Renfro lives with wife Liz. The list of grandchildren is in double digits. Mel gets to four or five Cowboy home games a year and joins other ex-Dallas players in a team suites. A bunch of the old gang signs autographs at games.

At home, “we’re cat people,” Mel says. “Had five. Down to three – Star, Casper and Pearl. One is sitting in the armchair with me right now.”

He suffered nine concussions on the football field, and has plenty of other licks and wounds to show for his efforts.

“I’m OK,” he says. “I can’t complain. Still travel a lot.”
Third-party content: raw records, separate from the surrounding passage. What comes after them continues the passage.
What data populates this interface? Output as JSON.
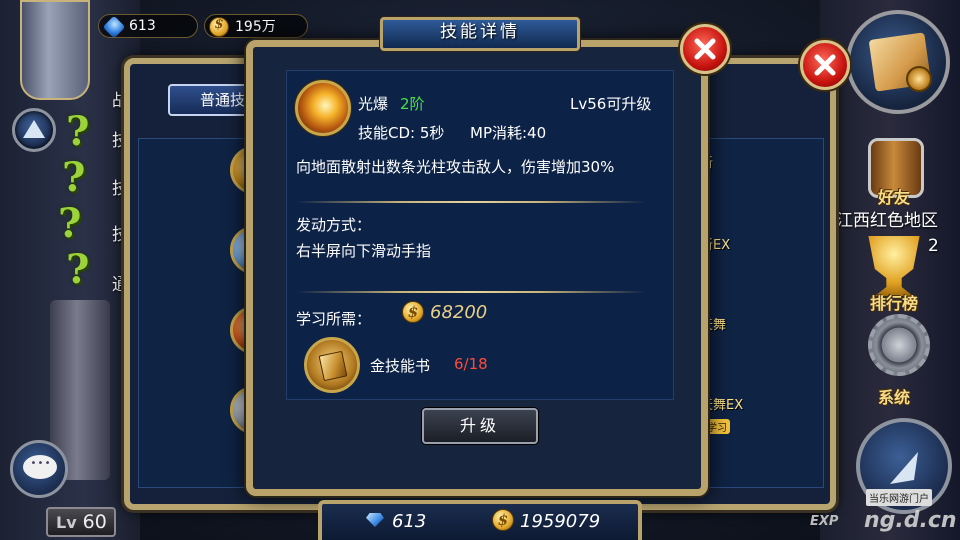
{
  "top_bar": {
    "gems": "613",
    "gold": "195万"
  },
  "left_hud": {
    "label_truncated": "战斗",
    "quest_labels": [
      "技",
      "技",
      "技",
      "通"
    ]
  },
  "right_hud": {
    "friends_label": "好友",
    "region_label": "江西红色地区",
    "region_value": "2",
    "ranking_label": "排行榜",
    "system_label": "系统"
  },
  "back_panel": {
    "tab_label": "普通技",
    "right_skills": [
      "新",
      "新EX",
      "天舞",
      "天舞EX"
    ],
    "learn_badge": "学习"
  },
  "dialog": {
    "title": "技能详情",
    "skill": {
      "name": "光爆",
      "rank": "2阶",
      "upgrade_level": "Lv56可升级",
      "cooldown": "技能CD: 5秒",
      "mp_cost": "MP消耗:40",
      "description": "向地面散射出数条光柱攻击敌人，伤害增加30%"
    },
    "trigger": {
      "heading": "发动方式：",
      "method": "右半屏向下滑动手指"
    },
    "requirements": {
      "heading": "学习所需：",
      "gold_cost": "68200",
      "item_name": "金技能书",
      "item_count": "6/18"
    },
    "upgrade_button": "升级"
  },
  "bottom_bar": {
    "gems": "613",
    "gold": "1959079"
  },
  "player": {
    "level_prefix": "Lv",
    "level": "60",
    "exp_label": "EXP"
  },
  "watermark": {
    "site": "ng.d.cn",
    "portal": "当乐网游门户"
  },
  "colors": {
    "frame_gold": "#b9a36b",
    "panel_blue": "#0d2247",
    "rank_green": "#49e04a",
    "count_red": "#ff4b3a",
    "close_red": "#c8140f"
  },
  "icons": {
    "close": "close-x-icon",
    "gem": "diamond-gem-icon",
    "gold": "gold-coin-icon",
    "skill": "light-burst-skill-icon",
    "book": "golden-skill-book-icon",
    "chat": "chat-bubble-icon",
    "map": "world-map-icon",
    "friends": "barrel-icon",
    "ranking": "trophy-icon",
    "system": "gear-icon"
  }
}
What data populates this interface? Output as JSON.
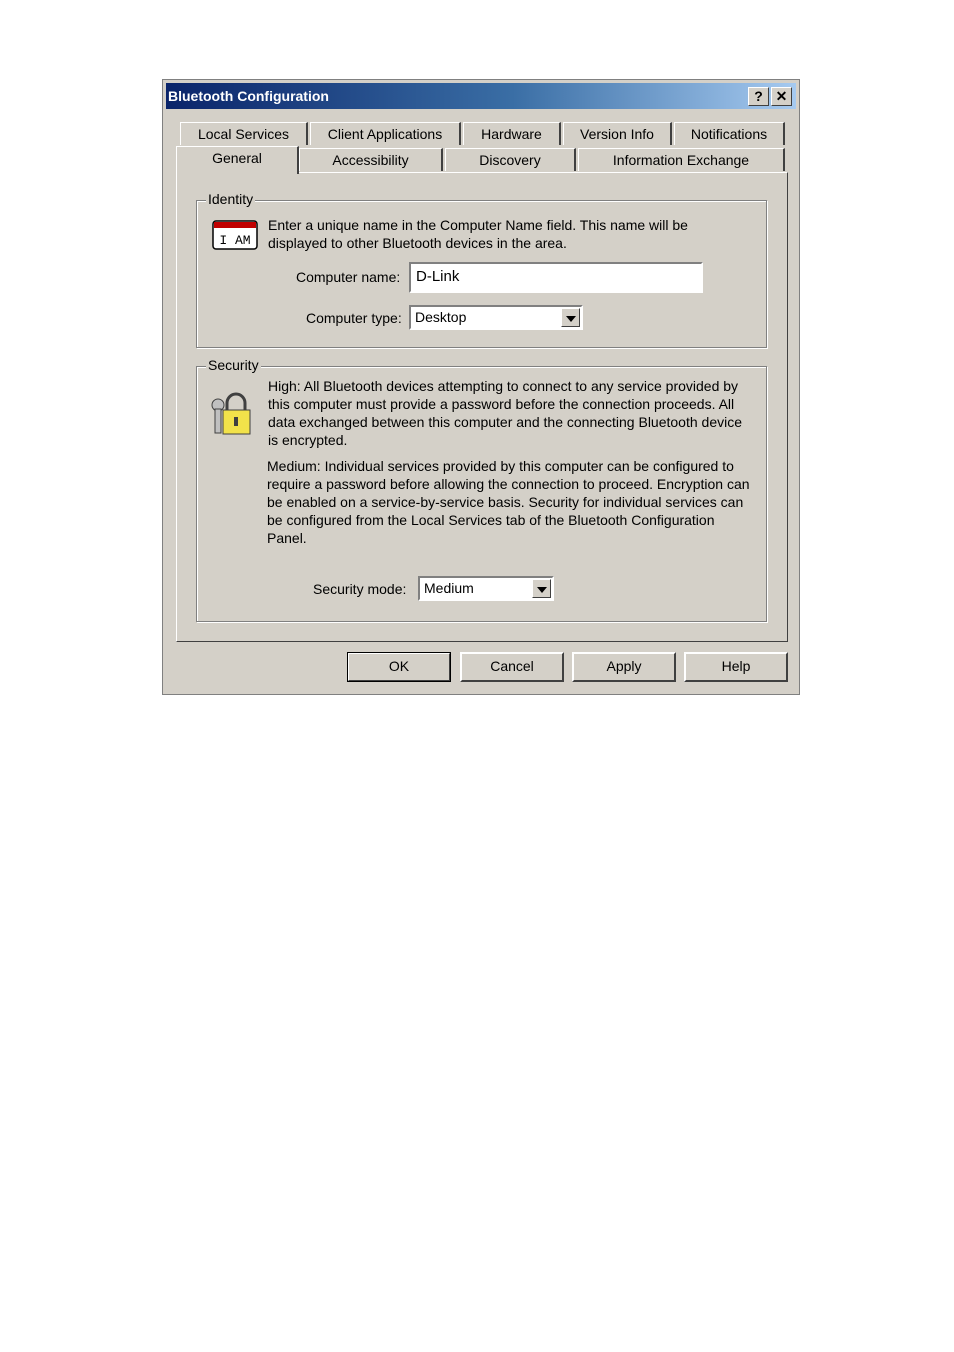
{
  "window": {
    "title": "Bluetooth Configuration",
    "help_label": "?",
    "close_label": "✕"
  },
  "tabs_back": [
    {
      "label": "Local Services"
    },
    {
      "label": "Client Applications"
    },
    {
      "label": "Hardware"
    },
    {
      "label": "Version Info"
    },
    {
      "label": "Notifications"
    }
  ],
  "tabs_front": [
    {
      "label": "General"
    },
    {
      "label": "Accessibility"
    },
    {
      "label": "Discovery"
    },
    {
      "label": "Information Exchange"
    }
  ],
  "identity": {
    "legend": "Identity",
    "description": "Enter a unique name in the Computer Name field. This name will be displayed to other Bluetooth devices in the area.",
    "computer_name_label": "Computer name:",
    "computer_name_value": "D-Link",
    "computer_type_label": "Computer type:",
    "computer_type_value": "Desktop",
    "icon": "i-am-badge-icon",
    "icon_text": "I AM"
  },
  "security": {
    "legend": "Security",
    "high_text": "High: All Bluetooth devices attempting to connect to any service provided by this computer must provide a password before the connection proceeds. All data exchanged between this computer and the connecting Bluetooth device is encrypted.",
    "medium_text": "Medium: Individual services provided by this computer can be configured to require a password before allowing the connection to proceed. Encryption can be enabled on a service-by-service basis. Security for individual services can be configured from the Local Services tab of the Bluetooth Configuration Panel.",
    "mode_label": "Security mode:",
    "mode_value": "Medium",
    "icon": "padlock-keys-icon"
  },
  "buttons": {
    "ok": "OK",
    "cancel": "Cancel",
    "apply": "Apply",
    "help": "Help"
  },
  "colors": {
    "titlebar_start": "#0a246a",
    "titlebar_end": "#a6caf0",
    "face": "#d4d0c8"
  }
}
But getting around isn’t easy.

“My legs don’t move except with a walker or a cane,” he says. “I do physical therapy two or three times a week to try to keep some movement in my legs. My pain level on a 1-10 scale is 6 or 7 most of the time. Headaches, bone spurs, other things … it’s a mess. But I can’t cry over spilled milk.

“I’m a tough guy. I can handle it. And my vitals – heart, lungs, etc. – are good.

“I hear about some other guys and what they’re going through and I feel blessed.”

Dallas is “a good place to live,” he says. “I had great teammates, developed a lot of great friendships. We were all like brothers, we loved each other. That’s why we played so well. We had each other’s back.”

Renfro was a big part of Dallas’ renowned “Doomsday Defense,” and he says “it was a pleasure to stand shoulder to shoulder with those guys.”

So, is Mel Renfro the greatest athlete ever to come out of an Oregon high school?

He laughs in a way that seems to indicate he does enjoy the question.

“That is a very, very good question,” he says. “I look at people like Steve Prefontaine. A super distance runner, a great competitor. But that’s all he did.

“A lot of other guys have done great things. I’ve done dozens of great things. So I don’t know. I don’t want to brag. But you look at my resume and accomplishments and you match them with anybody else and what do you come up with?

“I’d like to be known as the greatest athlete ever to come out of Oregon. I’d love that. But who’s to judge?”

Best-ever or not, what a career Mel Renfro had. What an athlete. What a PIL Hall of Famer.